Most of the Dems and their various special interest groups have been vociferously advocating that the US allow the DACAs to stay.  True to form, they have been claiming that anyone who is opposed is a “racist” or a “white supremist.” (Rule #1 of the “Liberal Handbook” says if you don’t agree with me, you are a racist or a white supremist.  Rule #2 says see rule #1.)   A typical reaction to President Trump’s proposal was that of Rep. Luis Gutierrez who glossed over the DACA section and focused on the wall funding section, calling it a “ransom for Dreamers.”  On the contrary, Senator Lindsay Graham, considered a moderate on this issue, calmly denoted that neither President Obama nor President Bush had been able to resolve the DACA matter, and “I believe President Trump can.”  Furthermore, National Border Patrol Council President Brandon Judd dismissed those who are claiming that the bill is a “white nationalist ploy.”  They’re absolutely incorrect he stated.  He characterized the bill as a “good compromise,” adding “there’s nothing racist about securing our borders.”

According to the latest polls – e.g. ABC, Fox, Politico, etal – some 80% of Americans, including President Trump and most Republicans, are opposed to deporting the DACAs.  President Trump has proposed a bill that includes a path to citizenship for 1.8 million DACAs.  Great, you say.  He is giving Dems what they want.  Passage should be a “slam dunk.”  But, wait.  Many of them are criticizing it because it also includes some provisions to which Dems are opposed, such as:

  1. Restricting “chain migration,”
  2. ending the visa “lottery,” and
  3. providing funds for additional border security, including the Wall.

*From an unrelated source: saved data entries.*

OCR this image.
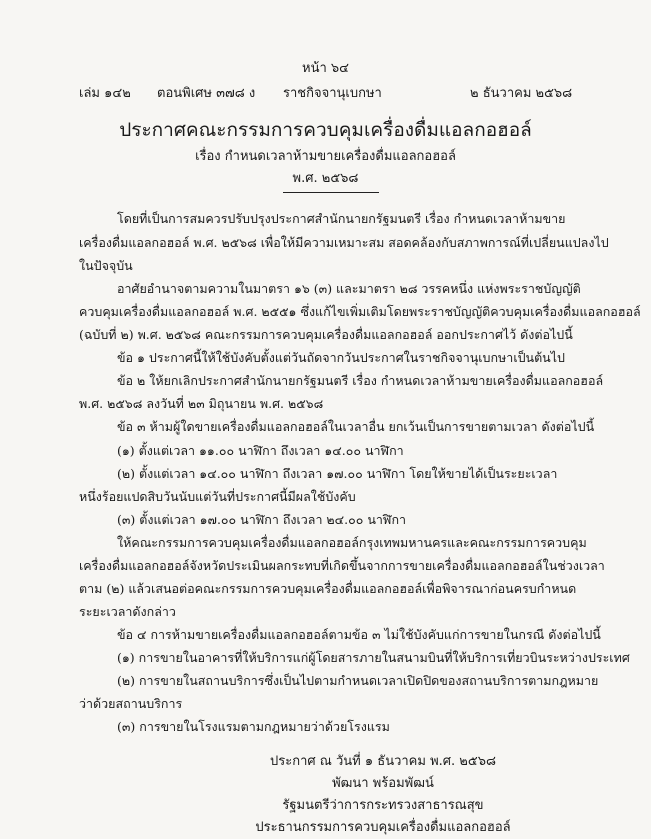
หน้า ๖๔
เล่ม ๑๔๒ ตอนพิเศษ ๓๗๘ ง ราชกิจจานุเบกษา	๒ ธันวาคม ๒๕๖๘
ประกาศคณะกรรมการควบคุมเครื่องดื่มแอลกอฮอล์
เรื่อง กำหนดเวลาห้ามขายเครื่องดื่มแอลกอฮอล์
พ.ศ. ๒๕๖๘
โดยที่เป็นการสมควรปรับปรุงประกาศสำนักนายกรัฐมนตรี เรื่อง กำหนดเวลาห้ามขาย
เครื่องดื่มแอลกอฮอล์ พ.ศ. ๒๕๖๘ เพื่อให้มีความเหมาะสม สอดคล้องกับสภาพการณ์ที่เปลี่ยนแปลงไป
ในปัจจุบัน
อาศัยอำนาจตามความในมาตรา ๑๖ (๓) และมาตรา ๒๘ วรรคหนึ่ง แห่งพระราชบัญญัติ
ควบคุมเครื่องดื่มแอลกอฮอล์ พ.ศ. ๒๕๕๑ ซึ่งแก้ไขเพิ่มเติมโดยพระราชบัญญัติควบคุมเครื่องดื่มแอลกอฮอล์
(ฉบับที่ ๒) พ.ศ. ๒๕๖๘ คณะกรรมการควบคุมเครื่องดื่มแอลกอฮอล์ ออกประกาศไว้ ดังต่อไปนี้
ข้อ ๑ ประกาศนี้ให้ใช้บังคับตั้งแต่วันถัดจากวันประกาศในราชกิจจานุเบกษาเป็นต้นไป
ข้อ ๒ ให้ยกเลิกประกาศสำนักนายกรัฐมนตรี เรื่อง กำหนดเวลาห้ามขายเครื่องดื่มแอลกอฮอล์
พ.ศ. ๒๕๖๘ ลงวันที่ ๒๓ มิถุนายน พ.ศ. ๒๕๖๘
ข้อ ๓ ห้ามผู้ใดขายเครื่องดื่มแอลกอฮอล์ในเวลาอื่น ยกเว้นเป็นการขายตามเวลา ดังต่อไปนี้
(๑) ตั้งแต่เวลา ๑๑.๐๐ นาฬิกา ถึงเวลา ๑๔.๐๐ นาฬิกา
(๒) ตั้งแต่เวลา ๑๔.๐๐ นาฬิกา ถึงเวลา ๑๗.๐๐ นาฬิกา โดยให้ขายได้เป็นระยะเวลา
หนึ่งร้อยแปดสิบวันนับแต่วันที่ประกาศนี้มีผลใช้บังคับ
(๓) ตั้งแต่เวลา ๑๗.๐๐ นาฬิกา ถึงเวลา ๒๔.๐๐ นาฬิกา
ให้คณะกรรมการควบคุมเครื่องดื่มแอลกอฮอล์กรุงเทพมหานครและคณะกรรมการควบคุม
เครื่องดื่มแอลกอฮอล์จังหวัดประเมินผลกระทบที่เกิดขึ้นจากการขายเครื่องดื่มแอลกอฮอล์ในช่วงเวลา
ตาม (๒) แล้วเสนอต่อคณะกรรมการควบคุมเครื่องดื่มแอลกอฮอล์เพื่อพิจารณาก่อนครบกำหนด
ระยะเวลาดังกล่าว
ข้อ ๔ การห้ามขายเครื่องดื่มแอลกอฮอล์ตามข้อ ๓ ไม่ใช้บังคับแก่การขายในกรณี ดังต่อไปนี้
(๑) การขายในอาคารที่ให้บริการแก่ผู้โดยสารภายในสนามบินที่ให้บริการเที่ยวบินระหว่างประเทศ
(๒) การขายในสถานบริการซึ่งเป็นไปตามกำหนดเวลาเปิดปิดของสถานบริการตามกฎหมาย
ว่าด้วยสถานบริการ
(๓) การขายในโรงแรมตามกฎหมายว่าด้วยโรงแรม
ประกาศ ณ วันที่ ๑ ธันวาคม พ.ศ. ๒๕๖๘
พัฒนา พร้อมพัฒน์
รัฐมนตรีว่าการกระทรวงสาธารณสุข
ประธานกรรมการควบคุมเครื่องดื่มแอลกอฮอล์
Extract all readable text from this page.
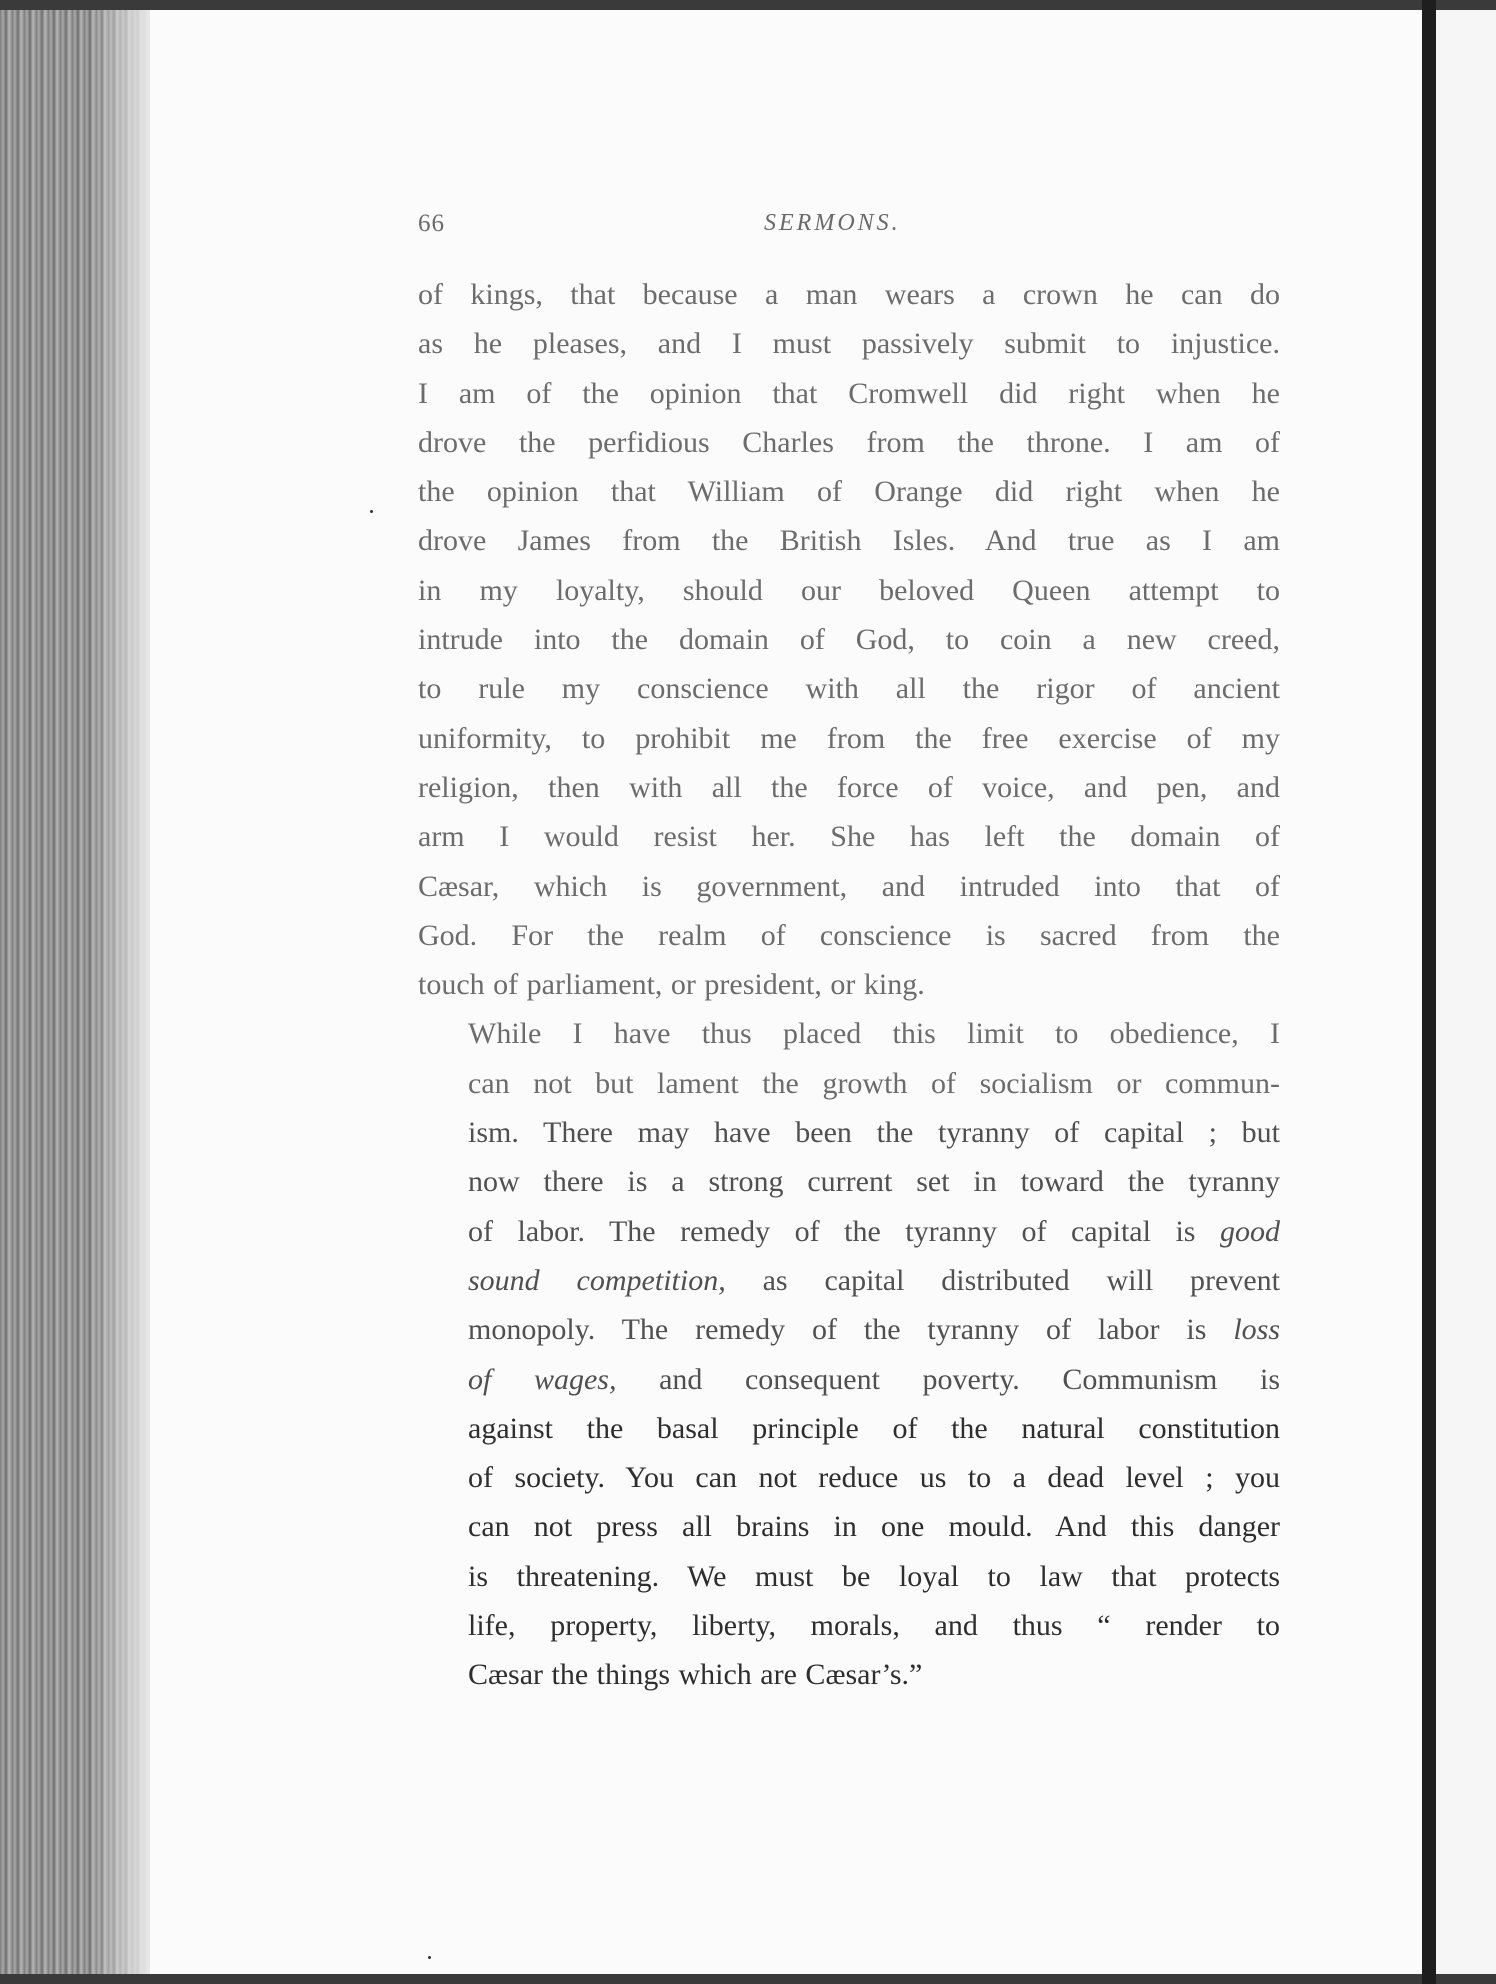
66	SERMONS.

of kings, that because a man wears a crown he can do
as he pleases, and I must passively submit to injustice.
I am of the opinion that Cromwell did right when he
drove the perfidious Charles from the throne. I am of
the opinion that William of Orange did right when he
drove James from the British Isles. And true as I am
in my loyalty, should our beloved Queen attempt to
intrude into the domain of God, to coin a new creed,
to rule my conscience with all the rigor of ancient
uniformity, to prohibit me from the free exercise of my
religion, then with all the force of voice, and pen, and
arm I would resist her. She has left the domain of
Cæsar, which is government, and intruded into that of
God. For the realm of conscience is sacred from the
touch of parliament, or president, or king.

While I have thus placed this limit to obedience, I
can not but lament the growth of socialism or commun-
ism. There may have been the tyranny of capital ; but
now there is a strong current set in toward the tyranny
of labor. The remedy of the tyranny of capital is good
sound competition, as capital distributed will prevent
monopoly. The remedy of the tyranny of labor is loss
of wages, and consequent poverty. Communism is
against the basal principle of the natural constitution
of society. You can not reduce us to a dead level ; you
can not press all brains in one mould. And this danger
is threatening. We must be loyal to law that protects
life, property, liberty, morals, and thus “ render to
Cæsar the things which are Cæsar’s.”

These items are also favored by a majority of Americans and it is likely that if they are not included the bill would not pass.  To be clear, a majority of Americans favor both a path to citizenship for law-abiding DACAs AND the abovementioned border security enhancements.

So, to me and most clear-thinking Americans, including all of the above in one omnibus bill is the obvious solution.  It is the classic compromise.  I give you what you want, and you give me what I want.  Neither side is 100% happy, but we all get most of what we want.  Happens all the time.  No problem, right?

WRONG!  Pelosi, Schumer and their supporters and immigration special interest groups are not satisfied.  They want to impose their open border policies on the rest of us.  Moreover, anyone who objects is a “racist” or a “white supremist.”  As I have said before, if someone with whom you are debating calls you that, the debate is over.  They have no facts to support their position.  They are not interested in further reasoned debate.  They lose.  Incidentally, those terms have been so over-used they have become “white noise,” and they obscure legitimate acts of racism and white supremism.  Too bad.

CONCLUSION

The Dems’ stance is not being helped by all the DACA demonstrations.  The sight of illegal immigrants demonstrating demanding citizenship and other rights, closing Disneyland, shouting down members of Congress and demonstrating outside their residences is extremely poor optics.  In my opinion, these tactics will engender resentment, not support.

Also, in my opinion, like everything else the President does, this proposal is merely the opening bid in a negotiation.  Opponents, rather than complaining, should negotiate a compromise that the majority can live with.

I predict a deal will get done eventually.  The Dems will cave.  Their position is a losing one, and the cooler heads in the party know it.  After all, President Trump’s strong stance on immigration was one of the chief reasons he got elected.  Ultimately, those who have run for re-election this year will have to support the President’s bill or a similar one.